House Republicans pumped up the pressure Tuesday on the Securities and Exchange Commission to ease restrictions on companies seeking to raise money from investors.

But Democratic lawmakers urged the SEC not to abandon rules meant to protect potential shareholders from financial fraud.

SEC Chairman Mary L. Schapiro charted a middle course through the political crossfire, promising to reconsider long-standing regulations that Republicans call unduly burdensome but rejecting some of their arguments about the need for change.

Rep. Darrell Issa (R-Calif.), chairman of the House Committee on Oversight and Government Reform, used a hearing of his panel to press the cause of businesses that want to tap investors for money but are far from eager to make the many financial disclosures demanded of companies traded on the stock market.

Currently, when companies amass 500 or more shareholders of record, they are required to register with the SEC and make an array of disclosures, including how much money they are making or losing and how much they pay their top executives.

Many companies want to postpone that day.

Facebook became the public face of the debate months ago when it raised money through a private channel instead of turning to the stock market. Facebook limited its private share offering to foreign investors, steering clear of potential regulatory trouble in the United States. (Washington Post Co. Chairman Donald E. Graham sits on Facebook’s board of directors.)

Issa said Tuesday that he wants to remove obstacles to economic growth and job creation.

Through his questioning, he suggested that regulatory costs have been discouraging companies from holding IPOs, or initial public offerings of stock, in the United States.

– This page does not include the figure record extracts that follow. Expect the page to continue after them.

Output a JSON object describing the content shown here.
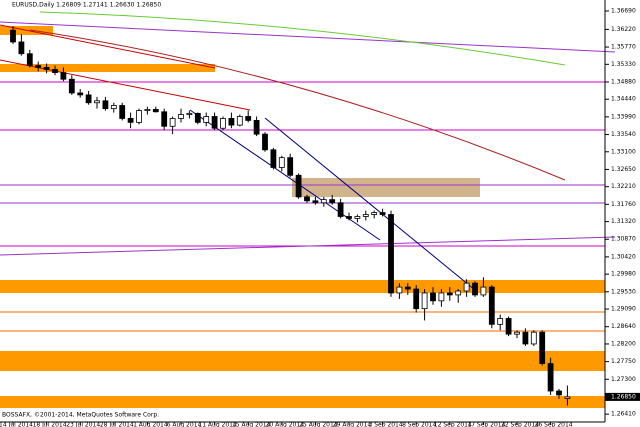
{
  "chart_data": {
    "type": "candlestick",
    "title": "EURUSD,Daily 1.26809 1.27141 1.26630 1.26850",
    "footer": "BOSSAFX, ©2001-2014, MetaQuotes Software Corp.",
    "categories": [
      "14 Jul 2014",
      null,
      null,
      null,
      "18 Jul 2014",
      null,
      null,
      null,
      "23 Jul 2014",
      null,
      null,
      null,
      "28 Jul 2014",
      null,
      null,
      null,
      "1 Aug 2014",
      null,
      null,
      null,
      "6 Aug 2014",
      null,
      null,
      null,
      "11 Aug 2014",
      null,
      null,
      null,
      "15 Aug 2014",
      null,
      null,
      null,
      "20 Aug 2014",
      null,
      null,
      null,
      "25 Aug 2014",
      null,
      null,
      null,
      "29 Aug 2014",
      null,
      null,
      null,
      "3 Sep 2014",
      null,
      null,
      null,
      "8 Sep 2014",
      null,
      null,
      null,
      "12 Sep 2014",
      null,
      null,
      null,
      "17 Sep 2014",
      null,
      null,
      null,
      "22 Sep 2014",
      null,
      null,
      null,
      "26 Sep 2014",
      null,
      null
    ],
    "open": [
      1.362,
      1.359,
      1.356,
      1.353,
      1.3525,
      1.352,
      1.3512,
      1.3495,
      1.346,
      1.3455,
      1.3435,
      1.344,
      1.342,
      1.3428,
      1.3395,
      1.3385,
      1.3415,
      1.3418,
      1.3412,
      1.3375,
      1.3395,
      1.3405,
      1.3408,
      1.3385,
      1.34,
      1.337,
      1.3395,
      1.3378,
      1.34,
      1.339,
      1.3355,
      1.3315,
      1.327,
      1.3295,
      1.325,
      1.3195,
      1.3185,
      1.318,
      1.3188,
      1.318,
      1.3145,
      1.314,
      1.3145,
      1.315,
      1.3155,
      1.315,
      1.295,
      1.2965,
      1.296,
      1.291,
      1.295,
      1.293,
      1.295,
      1.2945,
      1.2955,
      1.2975,
      1.2945,
      1.2965,
      1.287,
      1.2885,
      1.2845,
      1.285,
      1.282,
      1.285,
      1.277,
      1.27,
      1.2681
    ],
    "high": [
      1.363,
      1.361,
      1.357,
      1.354,
      1.3535,
      1.353,
      1.3525,
      1.3505,
      1.347,
      1.3465,
      1.345,
      1.345,
      1.3435,
      1.3435,
      1.341,
      1.342,
      1.3425,
      1.3425,
      1.342,
      1.34,
      1.342,
      1.3415,
      1.341,
      1.341,
      1.341,
      1.34,
      1.341,
      1.3405,
      1.3415,
      1.34,
      1.336,
      1.332,
      1.33,
      1.3305,
      1.3255,
      1.32,
      1.3195,
      1.3195,
      1.32,
      1.319,
      1.3155,
      1.315,
      1.316,
      1.316,
      1.3165,
      1.316,
      1.2975,
      1.2975,
      1.297,
      1.296,
      1.2965,
      1.296,
      1.2965,
      1.296,
      1.2985,
      1.298,
      1.299,
      1.297,
      1.2895,
      1.289,
      1.2855,
      1.286,
      1.2855,
      1.2855,
      1.2785,
      1.2705,
      1.2714
    ],
    "low": [
      1.3585,
      1.3555,
      1.3525,
      1.3515,
      1.351,
      1.3505,
      1.349,
      1.3455,
      1.3448,
      1.343,
      1.342,
      1.3415,
      1.341,
      1.339,
      1.337,
      1.338,
      1.3405,
      1.341,
      1.3365,
      1.3355,
      1.3385,
      1.3395,
      1.338,
      1.3375,
      1.3365,
      1.3365,
      1.337,
      1.3375,
      1.3385,
      1.335,
      1.331,
      1.3265,
      1.326,
      1.3245,
      1.319,
      1.318,
      1.3175,
      1.317,
      1.3175,
      1.314,
      1.3135,
      1.313,
      1.3135,
      1.314,
      1.3145,
      1.294,
      1.2935,
      1.2945,
      1.29,
      1.288,
      1.292,
      1.2915,
      1.293,
      1.2925,
      1.294,
      1.294,
      1.294,
      1.286,
      1.2855,
      1.284,
      1.2835,
      1.2815,
      1.2815,
      1.2765,
      1.269,
      1.268,
      1.2663
    ],
    "close": [
      1.359,
      1.356,
      1.353,
      1.3525,
      1.352,
      1.3512,
      1.3495,
      1.346,
      1.3455,
      1.3435,
      1.344,
      1.342,
      1.3428,
      1.3395,
      1.3385,
      1.3415,
      1.3418,
      1.3412,
      1.3375,
      1.3395,
      1.3405,
      1.3408,
      1.3385,
      1.34,
      1.337,
      1.3395,
      1.3378,
      1.34,
      1.339,
      1.3355,
      1.3315,
      1.327,
      1.3295,
      1.325,
      1.3195,
      1.3185,
      1.318,
      1.3188,
      1.318,
      1.3145,
      1.314,
      1.3145,
      1.315,
      1.3155,
      1.315,
      1.295,
      1.2965,
      1.296,
      1.291,
      1.295,
      1.293,
      1.295,
      1.2945,
      1.2955,
      1.2975,
      1.2945,
      1.2965,
      1.287,
      1.2885,
      1.2845,
      1.285,
      1.282,
      1.285,
      1.277,
      1.27,
      1.269,
      1.2685
    ],
    "ylim": [
      1.2621,
      1.3697
    ],
    "yticks": [
      {
        "value": 1.3669,
        "label": "1.36690"
      },
      {
        "value": 1.3622,
        "label": "1.36220"
      },
      {
        "value": 1.3577,
        "label": "1.35770"
      },
      {
        "value": 1.3533,
        "label": "1.35330"
      },
      {
        "value": 1.3488,
        "label": "1.34880"
      },
      {
        "value": 1.3444,
        "label": "1.34440"
      },
      {
        "value": 1.3399,
        "label": "1.33990"
      },
      {
        "value": 1.3354,
        "label": "1.33540"
      },
      {
        "value": 1.331,
        "label": "1.33100"
      },
      {
        "value": 1.3265,
        "label": "1.32650"
      },
      {
        "value": 1.3221,
        "label": "1.32210"
      },
      {
        "value": 1.3176,
        "label": "1.31760"
      },
      {
        "value": 1.3132,
        "label": "1.31320"
      },
      {
        "value": 1.3087,
        "label": "1.30870"
      },
      {
        "value": 1.3042,
        "label": "1.30420"
      },
      {
        "value": 1.2998,
        "label": "1.29980"
      },
      {
        "value": 1.2953,
        "label": "1.29530"
      },
      {
        "value": 1.2909,
        "label": "1.29090"
      },
      {
        "value": 1.2864,
        "label": "1.28640"
      },
      {
        "value": 1.282,
        "label": "1.28200"
      },
      {
        "value": 1.2775,
        "label": "1.27750"
      },
      {
        "value": 1.273,
        "label": "1.27300"
      },
      {
        "value": 1.2641,
        "label": "1.26410"
      }
    ],
    "current_price": {
      "value": 1.2685,
      "label": "1.26850"
    },
    "colors": {
      "bull": "#ffffff",
      "bear": "#000000",
      "outline": "#000000"
    }
  }
}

Schapiro said many factors go into companies’ decisions about whether and where to go public, including the state of the economy. Foreign stock markets have matured into viable alternatives to the United States, she said. In addition, the underwriting fees that investment bankers charge are lower in Europe, she said.

SEC data do not suggest that a significant number of companies are going offshore for their IPOs, Meredith Cross, director of the SEC’s division of corporation finance, told the committee.

Nonetheless, Schapiro said the agency is reviewing whether 500 shareholders of record is the right threshold for SEC regulation. She said the agency is also examining restrictions on what companies can communicate when soliciting investors through private offerings.

Rep. Elijah E. Cummings (Md.), the ranking Democrat on the oversight panel, said the stock market crash of 1929 and the financial crisis of 2008 taught that inadequate regulatory oversight can lead to recklessness, fraud and unscrupulous behavior in the financial markets.

Schapiro’s comments underscored the SEC’s potentially conflicted role. In a statement, she said the agency must balance two responsibilities: facilitating companies’ access to investment capital and protecting investors.

With Republicans in control of the House, and potentially the SEC’s purse strings, the political pendulum has swung since Schapiro entered office in 2009.

Tuesday’s hearing was another piece of the business-friendly deregulatory agenda that Republicans have been pursuing. In a video appeal on his committee’s Web site, Issa urges business leaders to write in.

“Tell us the regulations that are stopping you from creating jobs, and we will work for you tirelessly,” he says.